The strategy of cloud computing is to augment computing service needs with a compliment of external vendors to relieve or unload some of the internal IT functions or resources at possible cost savings for the customer.
Before jumping onto a cloud, you might want to get the legal team or hire a lawyer to help parse through the Service Level Agreements (SLA) and other contracts that binds the vendor to a responsibility for the company or individual’s interests, assets and IT functions to better understand where the buck will stop so as not to fall through in a security worst case scenario.
I have been looking for what I consider as the proper wording for the contractual language that basically says, as for the cloud provider, “Yes, we build and maintain the system as well as take up full responsibility for the security of your business interest”.
That could be worded a million different ways in legalese but there is more likely verbiage about up time and setting the expectations of the quality of services provided versus an offer to shoulder the burden of security.
Shoot right to the disclaimers and the fine print that absolves the basic model of the confidentiality, integrity and availability of data and services of the provider.

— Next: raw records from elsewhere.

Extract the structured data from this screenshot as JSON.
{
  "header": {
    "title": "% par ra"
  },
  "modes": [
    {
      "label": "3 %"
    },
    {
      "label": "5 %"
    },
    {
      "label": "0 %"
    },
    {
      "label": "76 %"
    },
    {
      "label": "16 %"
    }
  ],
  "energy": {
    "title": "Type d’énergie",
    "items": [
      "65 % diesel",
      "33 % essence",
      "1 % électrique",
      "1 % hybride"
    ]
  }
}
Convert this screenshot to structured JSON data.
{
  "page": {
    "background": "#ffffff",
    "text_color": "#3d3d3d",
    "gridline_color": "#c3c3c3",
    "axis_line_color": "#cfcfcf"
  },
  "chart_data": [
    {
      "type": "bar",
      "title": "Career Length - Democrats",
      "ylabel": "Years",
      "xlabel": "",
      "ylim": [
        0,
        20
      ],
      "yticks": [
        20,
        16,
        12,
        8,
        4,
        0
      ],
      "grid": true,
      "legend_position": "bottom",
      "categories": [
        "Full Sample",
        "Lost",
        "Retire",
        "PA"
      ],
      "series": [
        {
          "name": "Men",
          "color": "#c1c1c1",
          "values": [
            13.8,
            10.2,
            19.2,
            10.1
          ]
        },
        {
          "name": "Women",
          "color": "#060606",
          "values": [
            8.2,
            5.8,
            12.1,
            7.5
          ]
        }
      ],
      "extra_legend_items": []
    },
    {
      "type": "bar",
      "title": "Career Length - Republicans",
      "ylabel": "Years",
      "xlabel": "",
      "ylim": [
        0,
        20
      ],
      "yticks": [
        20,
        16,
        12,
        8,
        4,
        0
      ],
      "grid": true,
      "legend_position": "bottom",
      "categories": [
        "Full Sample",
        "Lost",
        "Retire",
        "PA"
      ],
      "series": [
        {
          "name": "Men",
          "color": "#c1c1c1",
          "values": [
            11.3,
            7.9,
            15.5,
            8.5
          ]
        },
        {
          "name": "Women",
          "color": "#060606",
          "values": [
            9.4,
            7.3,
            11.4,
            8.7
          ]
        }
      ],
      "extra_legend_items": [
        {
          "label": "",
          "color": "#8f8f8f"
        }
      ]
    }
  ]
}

Consider what I imagine as the largest service by volume to be sourced from the cloud and that is email service and data storage. Both can offer a lot of exposure to customers when used as a platform for sensitive business data or even if offered as Infrastructure for a Service (IaaS).
The threats can come from the lack of designed and implemented security by the provider. This may be intentional or not but the lack of oversight or negligence in this area can potentially cause disputes over the difference of control versus accountability.
There may be different agreements between private and business customers or differences between that which is public and privately agreed upon but make sure the view from the Cloud is not a hazy one before a leap.